Labour’s manifesto is undeniably ambitious, and predictably, its launch saw many commentators shriek hysterically at the cost of that ambition. But what are the facts behind the headlines? Here we consider some of the most common criticisms and provide the answers.

The evidence shows if you tax people more, only a tiny percentage will move – and they may have been planning to anyway

There is absolutely no evidence from anywhere that tax increases lead to population drift. Research from around the world suggests that the group most likely to move as a result of tax changes are the less well off. Sure, some people will move, but in they were likely too anyway. Most stay.

Labour supports and values business, recognises the need to create wealth, and its corporation tax increases are not draconian

The claim that Labour is anti-business is an easy headline, but based on no facts at all. Yes Labour proposes an increase in corporation tax to help pay for new commitments, but this only returns corporation tax levels to those last seen earlier this decade. And remember they are a tax on profits, not turnover. Labour is proposing a new way of taxing global firms so that they pay the tax according to the profits they return in each territory. Unitary taxation, as this is known, is widely lauded by tax experts as being an international necessity. Big companies like Amazon and Google, make enormous profits in the UK, and it’s only fair that they pay tax on those profits like everyone else. This is not anti-business. It is pro-fairness.
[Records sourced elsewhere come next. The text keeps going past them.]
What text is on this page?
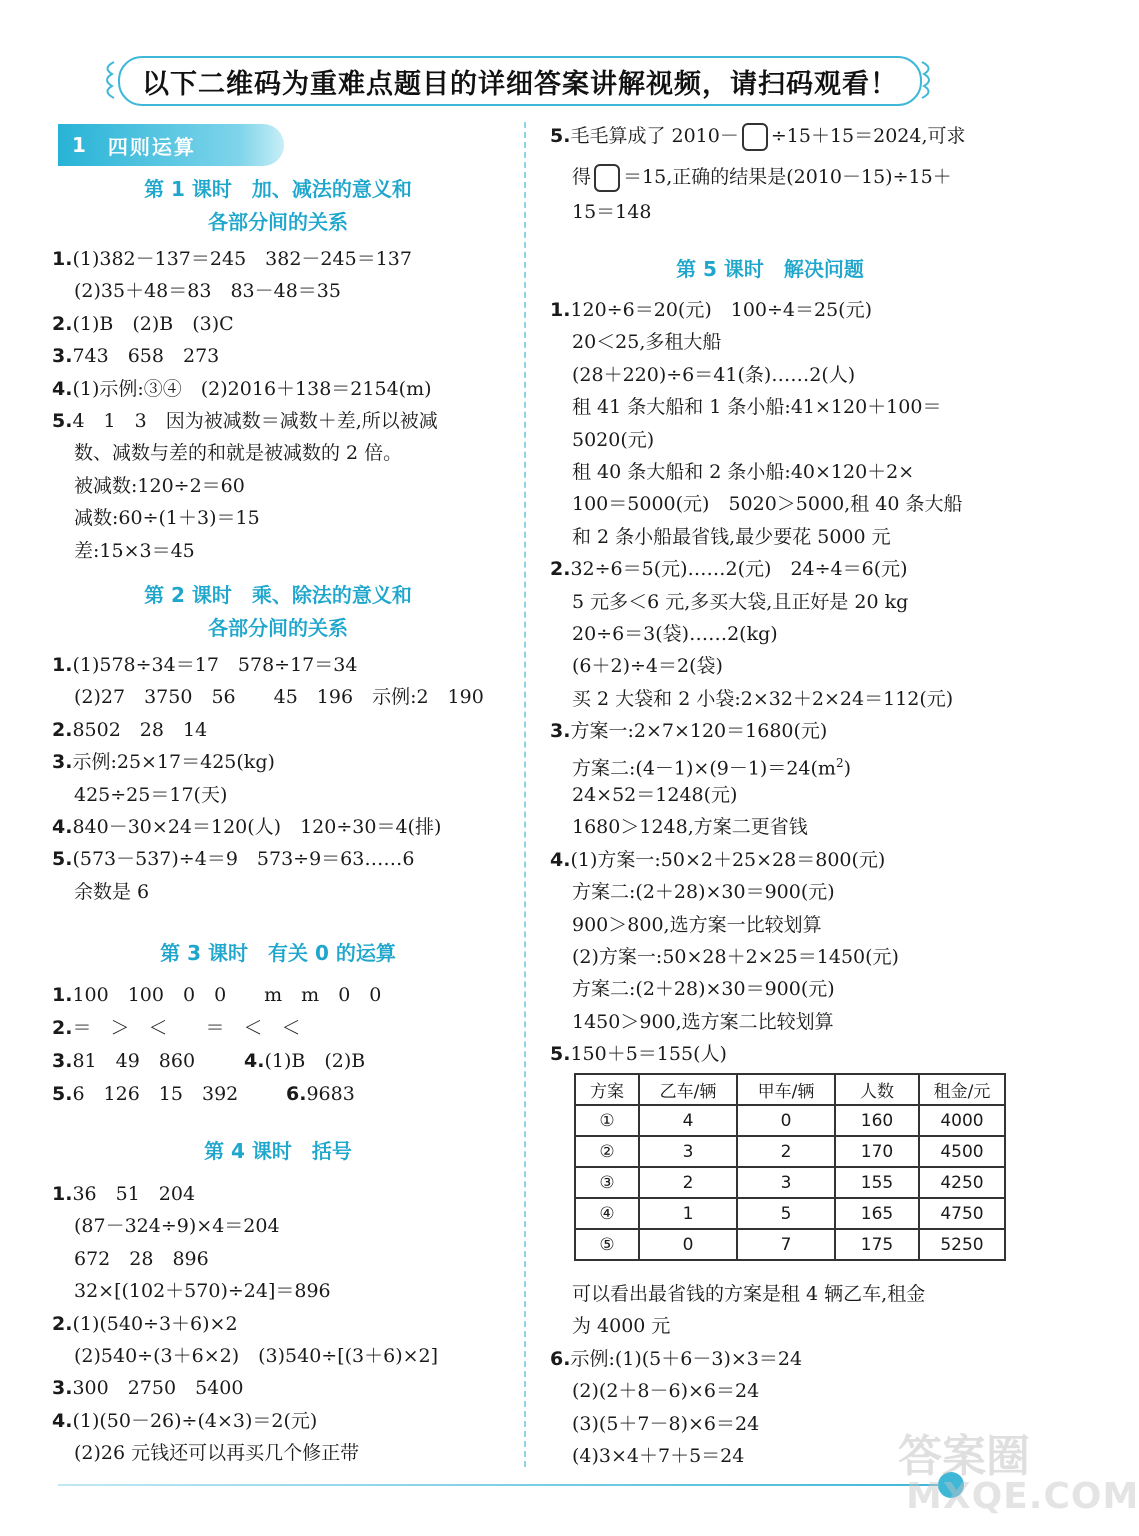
以下二维码为重难点题目的详细答案讲解视频，请扫码观看！
1 四则运算
第 1 课时　加、减法的意义和
各部分间的关系
1.(1)382－137＝245　382－245＝137
(2)35＋48＝83　83－48＝35
2.(1)B　(2)B　(3)C
3.743　658　273
4.(1)示例:③④　(2)2016＋138＝2154(m)
5.4　1　3　因为被减数＝减数＋差,所以被减
数、减数与差的和就是被减数的 2 倍。
被减数:120÷2＝60
减数:60÷(1＋3)＝15
差:15×3＝45
第 2 课时　乘、除法的意义和
各部分间的关系
1.(1)578÷34＝17　578÷17＝34
(2)27　3750　56　　45　196　示例:2　190
2.8502　28　14
3.示例:25×17＝425(kg)
425÷25＝17(天)
4.840－30×24＝120(人)　120÷30＝4(排)
5.(573－537)÷4＝9　573÷9＝63……6
余数是 6
第 3 课时　有关 0 的运算
1.100　100　0　0　　m　m　0　0
2.＝　＞　＜　　＝　＜　＜
3.81　49　860	4.(1)B　(2)B
5.6　126　15　392	6.9683
第 4 课时　括号
1.36　51　204
(87－324÷9)×4＝204
672　28　896
32×[(102＋570)÷24]＝896
2.(1)(540÷3＋6)×2
(2)540÷(3＋6×2)　(3)540÷[(3＋6)×2]
3.300　2750　5400
4.(1)(50－26)÷(4×3)＝2(元)
(2)26 元钱还可以再买几个修正带
5.毛毛算成了 2010－ ÷15＋15＝2024,可求
得 ＝15,正确的结果是(2010－15)÷15＋
15＝148
第 5 课时　解决问题
1.120÷6＝20(元)　100÷4＝25(元)
20＜25,多租大船
(28＋220)÷6＝41(条)……2(人)
租 41 条大船和 1 条小船:41×120＋100＝
5020(元)
租 40 条大船和 2 条小船:40×120＋2×
100＝5000(元)　5020＞5000,租 40 条大船
和 2 条小船最省钱,最少要花 5000 元
2.32÷6＝5(元)……2(元)　24÷4＝6(元)
5 元多＜6 元,多买大袋,且正好是 20 kg
20÷6＝3(袋)……2(kg)
(6＋2)÷4＝2(袋)
买 2 大袋和 2 小袋:2×32＋2×24＝112(元)
3.方案一:2×7×120＝1680(元)
方案二$:(4-1)\times(9-1)=24(m^2)$
24×52＝1248(元)
1680＞1248,方案二更省钱
4.(1)方案一:50×2＋25×28＝800(元)
方案二:(2＋28)×30＝900(元)
900＞800,选方案一比较划算
(2)方案一:50×28＋2×25＝1450(元)
方案二:(2＋28)×30＝900(元)
1450＞900,选方案二比较划算
5.150＋5＝155(人)
方案	乙车/辆	甲车/辆	人数	租金/元
①	4	0	160	4000
②	3	2	170	4500
③	2	3	155	4250
④	1	5	165	4750
⑤	0	7	175	5250
可以看出最省钱的方案是租 4 辆乙车,租金
为 4000 元
6.示例:(1)(5＋6－3)×3＝24
(2)(2＋8－6)×6＝24
(3)(5＋7－8)×6＝24
(4)3×4＋7＋5＝24	答案圈
MXQE.COM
Income tax rates will only rise for those earning more than £80,000 per annum

Labour has been totally transparent about its need to raise taxes for some people. Interestingly, compared with many Scandinavian countries, where public services are widely regarded as being world leading, and which many of us yearn for, our tax rates are pretty standard. The average salary here in Hertfordshire is around £34,000 per year. Under Labour’s plans only people earning more than £80,000 per year will pay more income tax. if you earn £100,000 per year, for example, you will pay an extra £19.23 per week. No one is suggesting that money is not hard earned, but we do need to invest in our public services, which is why Labour is proposing that those earning more pay a little more.

Labour has made a commitment to fiscal responsibility

First and foremost, no one is suggesting that everything that Labour is proposing will be implemented within weeks of the election. It will take time. Priorities will have to change depending on the ultimate outcome of Brexit, and indeed the global economic situation.

On Page 7 of the Labour  Funding Real Change booklet it commits to the following fiscal credibility rule:

To eliminate the current budget deficit by the end of the rolling five year forecast period of the Office for Budget Responsibility

Labour is clear that it has to be financially responsible.

Labour’s costings document is far more detailed than those of any other Party

The detailed 44 page finance document which forms part of the Labour manifesto has made its assumptions using behavioural analysis to estimate taxpayer response to tax changes. Thus the Party’s economics experts have included estimates of taxable income elasticity (TIE) at each band to make its workings as robust as possible.

There is no doubt that Labour’s financial plans are the most transparent of all the political parties.

And finally

When the global financial crisis threatened to destabilise the world’s entire banking system in 2007-2008, it is widely recognised that Labour saved the day with its swift and impactful response in which it supported our banks in order to prevent systemic failure.

11 years on, our country’s public services are on the verge of similar systemic failure. The banks were indeed to big too fail. Likewise, the NHS is too important to us to be lost. Our schools are our future. If we don’t invest in sustainable transport and jobs we might not even have a future.

The Labour manifesto is unashamedly ambitious, but that is precisely what our country needs, right now. The real question is not can we afford to do it, but can we afford not to?